LPG And Induction – How They Work

LPG, or Liquefied Petroleum Gas is filled in cylinders and transported to our homes. This gas is ignited to produce heat, which helps to cook food. CO2 is also emitted in this process.

On the other hand, induction cooker works on electricity. It uses the magnetic property of iron (and steel) to heat the vessel that it is in contact with. Unlike gas stoves and electric heaters, there is no flame or hot coil, and it heats up only the area it is in contact with. The area beyond a small vessel being heated will remain cool. Hence it is both efficient and safer to use.

Efficiency

Technically speaking, the efficiency of gas cook-tops is roughly half of induction cookers. In gas stoves, some heat is lost when the flame flows sideways or beyond the vessel. This heat affects the surroundings and will increase your energy bills if your kitchen is air conditioned. In induction cookers, no additional heat is lost as energy is transferred only on the surface it is in contact with. A point to be noted here is that the carbon footprint of induction cookers depends on the source of electricity. Even with a dirty coal powered grid, they are greener than traditional gas cook-tops because of their efficiency. You can save up to 50 percent on costs, especially if you have non-subsidized cylinders.

Pros And Cons Of Gas

Pros: Runs without electricity, easier to control as you don’t have to worry about positioning the vessel properly.

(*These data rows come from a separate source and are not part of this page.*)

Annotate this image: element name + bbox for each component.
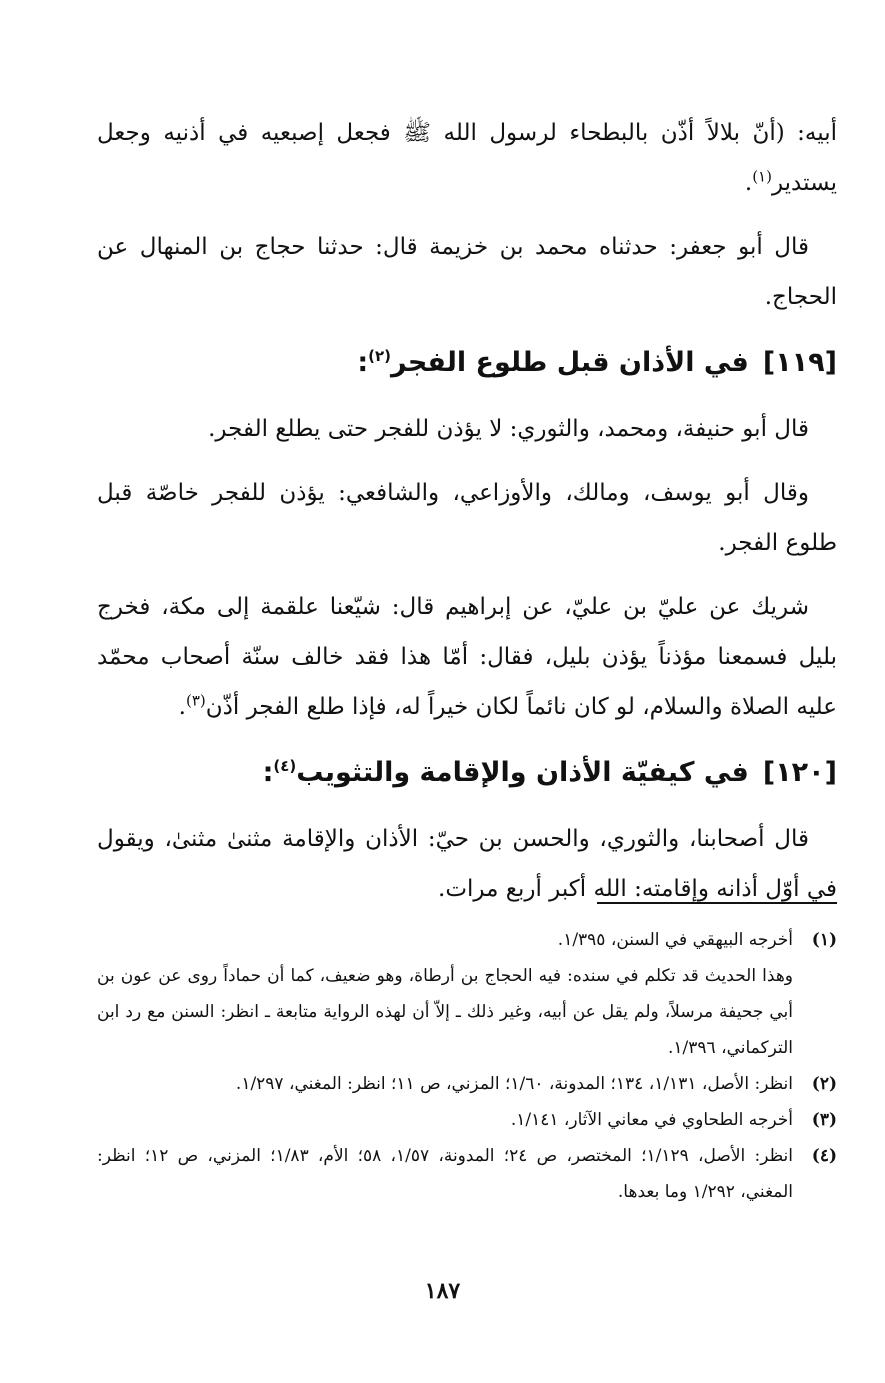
- footnote-ref-2: (٢): [368, 347, 392, 365]
- footnote-ref-3: (٣): [185, 691, 206, 710]
- section-title-120: في كيفيّة الأذان والإقامة والتثويب: [296, 757, 749, 788]
- section-number-119: [١١٩]: [762, 347, 837, 378]
- footnote-line: وهذا الحديث قد تكلم في سنده: فيه الحجاج بن أرطاة، وهو ضعيف، كما أن حماداً روى عن عون بن أبي جحيفة مرسلاً، ولم يقل عن أبيه، وغير ذلك ـ إلاّ أن لهذه الرواية متابعة ـ انظر: السنن مع رد ابن التركماني، ١/٣٩٦.: [97, 966, 793, 1058]
- footnote-line: أخرجه الطحاوي في معاني الآثار، ١/١٤١.: [510, 1110, 793, 1130]
- section-title-119: في الأذان قبل طلوع الفجر: [391, 347, 749, 378]
- footnote-mark: (٢): [811, 1074, 837, 1094]
- paragraph-2: قال أبو جعفر: حدثناه محمد بن خزيمة قال: حدثنا حجاج بن المنهال عن الحجاج.: [97, 234, 837, 310]
- paragraph-3: قال أبو حنيفة، ومحمد، والثوري: لا يؤذن للفجر حتى يطلع الفجر.: [208, 416, 809, 442]
- footnote-mark: (١): [811, 930, 837, 950]
- footnote-mark: (٣): [811, 1110, 837, 1130]
- footnote-line: انظر: الأصل، ١/١٢٩؛ المختصر، ص ٢٤؛ المدونة، ١/٥٧، ٥٨؛ الأم، ١/٨٣؛ المزني، ص ١٢؛ انظر: المغني، ١/٢٩٢ وما بعدها.: [97, 1146, 793, 1202]
- paragraph-1-end: .: [744, 170, 753, 196]
- footnote-4: [97, 1138, 837, 1210]
- section-heading-119: [97, 336, 837, 390]
- paragraph-1-text: أبيه: (أنّ بلالاً أذّن بالبطحاء لرسول الله ﷺ فجعل إصبعيه في أذنيه وجعل يستدير: [97, 120, 837, 196]
- paragraph-6: قال أصحابنا، والثوري، والحسن بن حيّ: الأذان والإقامة مثنىٰ مثنىٰ، ويقول في أوّل أذانه وإقامته: الله أكبر أربع مرات.: [97, 826, 837, 902]
- footnote-1: [97, 922, 837, 1066]
- section-heading-119-colon: :: [357, 347, 369, 378]
- paragraph-1: [97, 108, 837, 208]
- footnote-line: أخرجه البيهقي في السنن، ١/٣٩٥.: [557, 930, 793, 950]
- footnote-2: [97, 1066, 837, 1102]
- footnote-body: [97, 1138, 793, 1210]
- paragraph-4: وقال أبو يوسف، ومالك، والأوزاعي، والشافعي: يؤذن للفجر خاصّة قبل طلوع الفجر.: [97, 480, 837, 556]
- footnote-ref-4: (٤): [273, 757, 297, 775]
- footnote-ref-1: (١): [752, 167, 772, 186]
- section-heading-120-colon: :: [262, 757, 274, 788]
- section-number-120: [١٢٠]: [762, 757, 837, 788]
- footnote-body: [97, 1102, 793, 1138]
- footnote-body: [97, 1066, 793, 1102]
- page-number: ١٨٧: [424, 1278, 461, 1304]
- footnote-line: انظر: الأصل، ١/١٣١، ١٣٤؛ المدونة، ١/٦٠؛ المزني، ص ١١؛ انظر: المغني، ١/٢٩٧.: [235, 1074, 793, 1094]
- footnotes: [97, 922, 837, 1210]
- paragraph-5-text: شريك عن عليّ بن عليّ، عن إبراهيم قال: شيّعنا علقمة إلى مكة، فخرج بليل فسمعنا مؤذناً يؤذن بليل، فقال: أمّا هذا فقد خالف سنّة أصحاب محمّد عليه الصلاة والسلام، لو كان نائماً لكان خيراً له، فإذا طلع الفجر أذّن: [97, 594, 837, 720]
- footnote-separator: [597, 902, 837, 904]
- footnote-3: [97, 1102, 837, 1138]
- main-text: [97, 108, 837, 928]
- paragraph-5: [97, 582, 837, 732]
- footnote-mark: (٤): [811, 1146, 837, 1166]
- paragraph-5-end: .: [178, 694, 186, 720]
- section-heading-120: [97, 746, 837, 800]
- footnote-body: [97, 922, 793, 1066]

Cons: Releases heat and CO2 to the surroundings, refills have to be ordered (piped gas eliminates this), flame and cylinders are dangerous, no timer.

Pros And Cons Of Induction Cooker

Pros: More efficient and hence cheaper to cook, safer as there is no flame, a cooler kitchen, timers and cooking menus can be useful.

Cons: Can’t work without electricity, not easy to control as vessel position is important, works on steel and iron vessels only.

What Is The Best Combination?

Use an induction cooker for most of your cooking. Use the gas as backup and for making chapattis. If you are planning to install solar or other renewable electricity, you can cook on an induction cooker without producing any emissions.